When people in my workplace have commented on how differently I am being treated in comparison to a pregnant white colleague and friend, I have been forced to put on a brave face and smile and act like I haven't noticed. Although I know full well that I am being treated unfairly. As Black women these things don't go unnoticed but if we mention it we risk being labelled unfairly as 'an angry / intimidating Black woman' with too many emotions and anger issues, so we stay quiet and instead hold it in until we can cry on the journey home from work.
In IANYBM Candice also talks about the fear of sending Black children to the wrong school or raising them in the wrong area. This is something that I have toyed with over the last three years through my first pregnancy and now through this pregnancy. After both growing up a multicultural area, we made the decision to move further away from the city centre when we brought our home. This brought many benefits, but like Candice describes one of the downfalls is the lack of Black and brown faces. There is a constant feeling of being the token Black person and the fear of having to represent all other Black people.
I have fears about how this may impact on my sons, self esteem and confidence and I pray they never have to experience the same type of racism that Candice describes Esme going through in her early school years. As we definitely can't afford to do what Candice and Bode did to protect their child and shield them from what should be a safe space. I don't know how I would handle it if I received the same phone call about my sons in a few years time but it something that forever plays on my mind.

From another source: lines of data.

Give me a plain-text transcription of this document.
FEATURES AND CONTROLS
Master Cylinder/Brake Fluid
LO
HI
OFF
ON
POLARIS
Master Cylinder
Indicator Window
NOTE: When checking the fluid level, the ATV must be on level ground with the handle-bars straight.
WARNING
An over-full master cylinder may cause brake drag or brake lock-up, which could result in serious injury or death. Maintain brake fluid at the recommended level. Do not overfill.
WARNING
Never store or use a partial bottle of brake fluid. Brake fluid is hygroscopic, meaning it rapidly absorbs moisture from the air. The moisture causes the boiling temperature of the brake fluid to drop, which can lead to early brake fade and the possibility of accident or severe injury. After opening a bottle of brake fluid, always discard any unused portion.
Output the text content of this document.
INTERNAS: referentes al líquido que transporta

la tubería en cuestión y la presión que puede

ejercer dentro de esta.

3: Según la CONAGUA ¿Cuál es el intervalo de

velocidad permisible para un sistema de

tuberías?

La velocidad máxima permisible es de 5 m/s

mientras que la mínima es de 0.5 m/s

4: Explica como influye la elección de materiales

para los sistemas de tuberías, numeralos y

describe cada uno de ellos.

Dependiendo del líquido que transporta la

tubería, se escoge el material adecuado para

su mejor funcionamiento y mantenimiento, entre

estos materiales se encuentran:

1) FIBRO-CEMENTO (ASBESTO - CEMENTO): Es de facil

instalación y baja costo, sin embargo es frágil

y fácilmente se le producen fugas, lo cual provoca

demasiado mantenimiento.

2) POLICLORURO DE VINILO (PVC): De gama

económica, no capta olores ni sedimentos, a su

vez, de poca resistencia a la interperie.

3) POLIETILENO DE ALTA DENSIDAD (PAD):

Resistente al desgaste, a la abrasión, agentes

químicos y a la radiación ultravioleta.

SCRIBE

This response to IANYBM has only brushed the surface as I don't want to spoil it for anyone that has not read it. I also don't want to become too consumed in talking about how hard I am finding being a pregnant Black women and what anxieties and tough decisions I know that I am going to inevitably face while raising my sons. As I am not mentally in a place to do that while heavily pregnant. However, I do want to end by saying I fully and whole- heartedly relate to everything that Candice has written and I know other minority mums will. All of these issues should be more spoken about and I thank Candice for sharing her experiences and for providing a platform on which we can discuss and share our genuine experiences without being accused of making it all about race.